I'm using Hive on MRv2, and I'm trying to optimize hive queries.
The database assumes purchase history of convenience store. This database contains 6 tables(customers(1M rows), shops(1K rows), employees(5K rows), genres(30 rows), items(3.5K rows), purchase_histories(1G rows)), and I made query that retrieves sum of number purchased for each item, genre and customers' gender.
FROM purchase_histories ph
JOIN customers c
ON ( c.id = ph.cus_id
AND ph.dt < $var1 AND ph.dt > $var2 )
JOIN items i
ON ( i.id = ph.item_id )
JOIN genres g
ON ( g.id = i.gen_id )
GROUP BY c.gender,
I made partition purchase_histories(dt), items(gen_id) and customers(gender, byear).
I compared this database and no partition database(contains same tables) by above query. I input some kinds of valuesto $var1 and $var2 to make reference numbers of rows of purchase_histories become 10,000,000.

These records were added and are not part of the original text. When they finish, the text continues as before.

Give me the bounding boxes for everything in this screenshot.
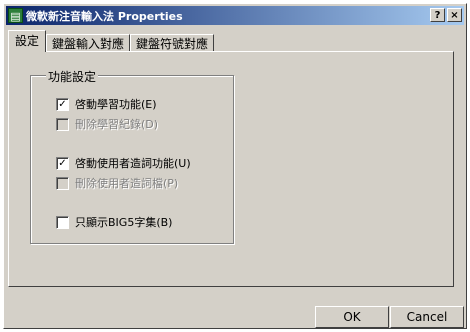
tab-keyboard-input-mapping[interactable]: 鍵盤輸入對應 xyxy=(46,34,131,52)
enable-user-phrase-checkbox[interactable]: ✓ 啓動使用者造詞功能(U) xyxy=(56,155,191,171)
window-title: 微軟新注音輸入法 Properties xyxy=(26,9,183,23)
tab-settings[interactable]: 設定 xyxy=(8,30,47,52)
app-icon: ▤ xyxy=(8,8,23,23)
show-big5-only-checkbox[interactable]: 只顯示BIG5字集(B) xyxy=(56,214,172,230)
help-button[interactable]: ? xyxy=(430,8,445,22)
checkbox-label: 只顯示BIG5字集(B) xyxy=(75,216,173,229)
cancel-button[interactable]: Cancel xyxy=(390,306,464,328)
group-label: 功能設定 xyxy=(46,68,99,85)
checkbox-box xyxy=(56,215,69,229)
checkbox-label: 啓動使用者造詞功能(U) xyxy=(75,157,191,170)
ok-button[interactable]: OK xyxy=(315,306,389,328)
delete-user-phrase-file-checkbox[interactable]: 刪除使用者造詞檔(P) xyxy=(56,175,178,191)
checkbox-label: 刪除使用者造詞檔(P) xyxy=(75,177,179,190)
close-button[interactable]: × xyxy=(447,8,462,22)
tab-strip: 設定 鍵盤輸入對應 鍵盤符號對應 xyxy=(8,30,215,52)
checkbox-box xyxy=(56,117,69,131)
checkbox-box: ✓ xyxy=(56,97,69,111)
title-bar[interactable]: ▤ 微軟新注音輸入法 Properties ? × xyxy=(6,6,464,25)
checkbox-label: 刪除學習紀錄(D) xyxy=(75,118,159,131)
checkbox-box: ✓ xyxy=(56,156,69,170)
delete-learning-record-checkbox[interactable]: 刪除學習紀錄(D) xyxy=(56,116,158,132)
tab-keyboard-symbol-mapping[interactable]: 鍵盤符號對應 xyxy=(130,34,215,52)
enable-learning-checkbox[interactable]: ✓ 啓動學習功能(E) xyxy=(56,96,157,112)
checkbox-label: 啓動學習功能(E) xyxy=(75,98,157,111)
checkbox-box xyxy=(56,176,69,190)
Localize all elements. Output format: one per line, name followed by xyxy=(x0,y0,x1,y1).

I measured the process time, and I found the no partition database is faster(or equal) than the other. I checked execution logs and I found that the mapper number of the partitioned database is about 10~30 but not partitioned database is about 150. I don't think the many mapper is definitely good but 10~30 mappers is too small. So I thought that I have to check some configuration about map numbers or memory size. But I don't know which configure to change and my thought is correct.